Gannett Company Inc. (GCI), the publisher of the nation’s biggest-selling daily newspaper, USA Today, is scheduled to release its second-quarter 2010 results on Friday, July 16. The Zacks Consensus Estimate for the quarter is 55 cents a share.
First Quarter Performance
Gannett’s first quarter 2010 results were better than expected, buoyed by effective cost-cutting measures, lower newsprint expense and improved advertising demand. Operating expenses, excluding one-time items, dropped 11.3%.
The quarterly earnings of 50 cents a share surpassed the Zacks Consensus Estimate of 41 cents by 22.0%, and rose twofold over 25 cents posted in the prior-year quarter. On a reported basis, including one-time items, earnings came in at 49 cents a share, up 44.1% from 34 cents delivered in the year-ago quarter.
Management hinted that the advertising environment within the U.S. and the U.K. economies is showing some signs of recovery.
Gannett’s total revenue slipped 4.1% to $1,322.4 million in the quarter — after registering a decline of 14.4% in the top line in fourth-quarter 2009 — helped by strengthening economies and advertising gains related to the Winter Olympic Games.
The rate of fall in publishing advertising revenue has been decelerating since fiscal 2009, and continues to shrink in fiscal 2010 as advertising demand firms. After plunging 17.9% in fourth-quarter 2009, publishing advertising revenue dropped 7.9% to $665.9 million. Publishing circulation revenue also dipped 5.1% to $284.5 million.
The publisher of 83 U.S. daily newspapers, Gannett said that total broadcasting revenue surged 16.7% to $167.5 million. Television revenue jumped 15.4% to $161.3 million.
Digital revenue fell marginally by 1.8% to $140.6 million due to sluggishness in employment advertising demand that affected CareerBuilder’s results, partly offset by a sharp rise in revenue from PointRoll.
Agreement of Analysts
Only one analyst moved the estimate in the upward direction, with no downward movements for either the second quarter or fiscal 2010. This implies that most of the analysts are neutral on the outlook and do not foresee any upward catalyst or downward pressure on the result. A similar trend has been noticed for the third quarter of fiscal 2010. For fiscal 2011, 2 analysts out of 6 have lifted their estimates.
Magnitude of Estimate Revisions
The movement in estimates for next quarter depicts an optimistic outlook of analysts. Over the last 30 days, estimate for second quarter has increased 3 cents, hinting a revival in the auto, strong TV political ad prospects and leaner cost structure. However, for the third quarter, this goes down by 1 cent. For fiscal 2010, no movement in estimates has been made.
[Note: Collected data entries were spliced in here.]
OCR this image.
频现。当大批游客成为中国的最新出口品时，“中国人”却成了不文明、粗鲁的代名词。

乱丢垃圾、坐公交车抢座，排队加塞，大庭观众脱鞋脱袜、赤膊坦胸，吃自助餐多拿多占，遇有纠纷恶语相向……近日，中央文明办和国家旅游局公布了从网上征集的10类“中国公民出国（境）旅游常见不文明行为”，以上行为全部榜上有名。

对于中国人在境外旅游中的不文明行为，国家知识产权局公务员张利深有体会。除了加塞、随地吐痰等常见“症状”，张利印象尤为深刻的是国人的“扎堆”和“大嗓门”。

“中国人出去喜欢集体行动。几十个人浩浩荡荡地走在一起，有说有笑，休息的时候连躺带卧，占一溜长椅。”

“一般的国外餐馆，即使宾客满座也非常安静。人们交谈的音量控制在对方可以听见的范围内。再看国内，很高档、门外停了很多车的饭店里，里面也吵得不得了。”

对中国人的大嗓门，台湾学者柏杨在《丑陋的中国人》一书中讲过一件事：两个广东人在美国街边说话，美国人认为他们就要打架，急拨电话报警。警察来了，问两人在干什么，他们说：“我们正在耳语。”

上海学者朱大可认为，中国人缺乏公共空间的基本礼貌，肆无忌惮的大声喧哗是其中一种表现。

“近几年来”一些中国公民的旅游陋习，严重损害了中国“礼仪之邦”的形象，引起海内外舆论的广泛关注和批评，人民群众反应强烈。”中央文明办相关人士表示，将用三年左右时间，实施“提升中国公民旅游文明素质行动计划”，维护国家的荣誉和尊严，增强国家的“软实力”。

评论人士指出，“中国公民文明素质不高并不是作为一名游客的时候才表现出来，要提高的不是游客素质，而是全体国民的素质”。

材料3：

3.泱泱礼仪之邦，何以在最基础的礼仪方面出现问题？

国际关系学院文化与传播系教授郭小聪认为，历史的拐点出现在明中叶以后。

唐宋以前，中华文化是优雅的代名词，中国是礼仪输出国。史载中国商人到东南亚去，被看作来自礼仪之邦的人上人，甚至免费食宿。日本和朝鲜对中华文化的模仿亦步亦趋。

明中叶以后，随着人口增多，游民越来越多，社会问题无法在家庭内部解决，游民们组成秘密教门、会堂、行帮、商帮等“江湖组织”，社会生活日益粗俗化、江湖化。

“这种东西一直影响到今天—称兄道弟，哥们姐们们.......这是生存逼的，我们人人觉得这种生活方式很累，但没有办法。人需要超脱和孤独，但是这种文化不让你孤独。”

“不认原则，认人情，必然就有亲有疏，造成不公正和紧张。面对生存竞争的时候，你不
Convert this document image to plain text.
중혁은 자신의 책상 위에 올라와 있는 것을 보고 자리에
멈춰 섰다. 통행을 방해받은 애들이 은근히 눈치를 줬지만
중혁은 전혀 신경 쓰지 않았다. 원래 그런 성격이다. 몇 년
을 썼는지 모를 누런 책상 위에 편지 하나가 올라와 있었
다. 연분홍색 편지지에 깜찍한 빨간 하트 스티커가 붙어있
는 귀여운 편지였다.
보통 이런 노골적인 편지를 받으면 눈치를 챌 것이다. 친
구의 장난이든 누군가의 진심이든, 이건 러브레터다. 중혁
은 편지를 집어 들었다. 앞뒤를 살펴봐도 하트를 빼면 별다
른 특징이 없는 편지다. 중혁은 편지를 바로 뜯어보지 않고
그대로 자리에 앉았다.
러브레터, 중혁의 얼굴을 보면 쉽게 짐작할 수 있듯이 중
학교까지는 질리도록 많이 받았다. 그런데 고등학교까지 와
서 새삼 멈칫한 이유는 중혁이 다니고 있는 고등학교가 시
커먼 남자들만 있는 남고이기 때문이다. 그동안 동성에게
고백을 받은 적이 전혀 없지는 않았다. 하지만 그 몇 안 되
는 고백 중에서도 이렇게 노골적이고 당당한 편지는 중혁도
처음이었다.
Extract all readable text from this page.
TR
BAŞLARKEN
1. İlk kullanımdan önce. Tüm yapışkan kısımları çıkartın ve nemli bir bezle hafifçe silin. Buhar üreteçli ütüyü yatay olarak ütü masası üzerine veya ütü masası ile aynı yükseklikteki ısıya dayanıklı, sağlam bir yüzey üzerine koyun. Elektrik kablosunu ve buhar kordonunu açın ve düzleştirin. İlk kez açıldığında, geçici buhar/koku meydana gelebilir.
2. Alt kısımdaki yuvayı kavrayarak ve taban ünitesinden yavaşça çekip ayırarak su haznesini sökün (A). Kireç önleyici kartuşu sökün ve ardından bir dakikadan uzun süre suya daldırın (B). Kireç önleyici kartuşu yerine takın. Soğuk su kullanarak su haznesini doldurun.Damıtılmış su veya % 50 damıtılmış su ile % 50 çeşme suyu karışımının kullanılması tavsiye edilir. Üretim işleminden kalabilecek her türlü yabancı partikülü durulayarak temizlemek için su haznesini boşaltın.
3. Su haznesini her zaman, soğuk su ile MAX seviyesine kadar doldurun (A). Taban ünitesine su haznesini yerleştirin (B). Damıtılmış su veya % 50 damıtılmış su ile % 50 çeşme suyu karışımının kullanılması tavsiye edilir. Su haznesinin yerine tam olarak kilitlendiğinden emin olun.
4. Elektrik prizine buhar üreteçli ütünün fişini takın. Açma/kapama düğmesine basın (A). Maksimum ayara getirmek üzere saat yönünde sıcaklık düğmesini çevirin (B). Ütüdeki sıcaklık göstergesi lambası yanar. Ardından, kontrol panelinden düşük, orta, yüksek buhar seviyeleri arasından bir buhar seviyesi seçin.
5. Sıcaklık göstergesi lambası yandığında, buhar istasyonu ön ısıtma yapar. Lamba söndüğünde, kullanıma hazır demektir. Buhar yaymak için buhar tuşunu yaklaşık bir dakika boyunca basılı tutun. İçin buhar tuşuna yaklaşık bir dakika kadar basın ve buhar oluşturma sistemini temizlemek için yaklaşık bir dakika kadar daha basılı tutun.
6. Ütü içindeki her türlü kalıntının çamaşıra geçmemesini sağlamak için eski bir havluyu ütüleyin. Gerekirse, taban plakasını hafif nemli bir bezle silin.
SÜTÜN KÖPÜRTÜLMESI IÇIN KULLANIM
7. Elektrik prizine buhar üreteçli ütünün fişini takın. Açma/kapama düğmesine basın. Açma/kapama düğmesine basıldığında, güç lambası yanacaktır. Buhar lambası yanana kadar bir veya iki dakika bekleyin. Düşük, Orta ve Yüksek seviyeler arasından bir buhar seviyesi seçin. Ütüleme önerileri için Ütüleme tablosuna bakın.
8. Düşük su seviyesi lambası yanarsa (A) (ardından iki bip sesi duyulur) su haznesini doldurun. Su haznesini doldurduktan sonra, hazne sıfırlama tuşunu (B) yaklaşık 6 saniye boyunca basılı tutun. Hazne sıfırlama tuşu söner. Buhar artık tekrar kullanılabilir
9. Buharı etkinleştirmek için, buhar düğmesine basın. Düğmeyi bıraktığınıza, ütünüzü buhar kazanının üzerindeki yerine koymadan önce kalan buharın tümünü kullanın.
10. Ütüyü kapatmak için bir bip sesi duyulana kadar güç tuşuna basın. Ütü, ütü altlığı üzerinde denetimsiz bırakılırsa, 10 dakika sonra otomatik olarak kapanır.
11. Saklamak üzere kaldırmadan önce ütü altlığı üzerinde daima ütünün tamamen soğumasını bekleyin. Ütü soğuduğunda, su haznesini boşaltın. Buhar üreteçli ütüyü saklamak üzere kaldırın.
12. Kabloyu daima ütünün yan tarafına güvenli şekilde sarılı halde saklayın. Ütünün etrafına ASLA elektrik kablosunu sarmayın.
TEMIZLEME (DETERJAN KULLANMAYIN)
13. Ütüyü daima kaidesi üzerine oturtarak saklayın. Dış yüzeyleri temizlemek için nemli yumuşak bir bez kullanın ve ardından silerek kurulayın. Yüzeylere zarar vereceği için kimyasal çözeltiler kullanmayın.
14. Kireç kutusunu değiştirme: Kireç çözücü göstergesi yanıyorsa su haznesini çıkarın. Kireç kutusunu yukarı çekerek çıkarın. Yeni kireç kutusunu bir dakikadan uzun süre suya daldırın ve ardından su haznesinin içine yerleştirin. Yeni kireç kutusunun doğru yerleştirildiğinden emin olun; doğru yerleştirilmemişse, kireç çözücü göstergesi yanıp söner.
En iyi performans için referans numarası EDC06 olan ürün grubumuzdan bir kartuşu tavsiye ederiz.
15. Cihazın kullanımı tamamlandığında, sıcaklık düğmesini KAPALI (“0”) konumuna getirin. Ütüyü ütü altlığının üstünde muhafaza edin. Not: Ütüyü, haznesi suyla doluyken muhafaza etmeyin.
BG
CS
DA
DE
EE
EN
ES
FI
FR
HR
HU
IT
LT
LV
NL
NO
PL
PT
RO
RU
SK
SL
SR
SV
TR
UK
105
However, fiscal 2011 again portray positive sentiments of analysts, with a upward estimate revision of 3 cents.
Considering earnings surprises, the stock has been steady over the last four quarters, with positive surprises ranging between a low of 14.29% and a high of 24.32%. The average remained positive at 19.09%. This implies that Gannett has surpassed the Zacks Consensus Estimate by 19.09% over said period.
The upside potential for the estimate in the second quarter, essentially a proxy for future earnings surprises, currently stands at 7.27%.
After withstanding the tough economic condition in the last two years, Gannet has emerged as better prepared to combat multiple long-term challenges. In the last two years, Gannett has aggressively lowered its cost, significantly strengthened its balance sheet, lowered long-term debt and developed new businesses. Gannet lowered its operating expenses by 8.9% in the first quarter of fiscal 2010, reflecting continuous efforts of management to reduce cost.
Gannett’s newspaper advertising dropped 28.4% in 2009, but only 7.9% in the first quarter of 2010, revealing signs of recovery in advertising. The pace of revival appears to be much stronger than originally expected, which is typical in an early-stage recovery. Encouragingly, core broadcast advertising is strong heading into the second half, which will benefit from a significant influx of political advertising.
However, higher newsprint costs coupled with a tough comparison for 2011 TV revenues, higher short-term interest costs and pension obligations could limit the growth of the company.
Gannett’s shares maintain a Zacks #1 Rank, which translates into a short-term Strong Buy recommendation. Our long-term recommendation for the stock remains Neutral.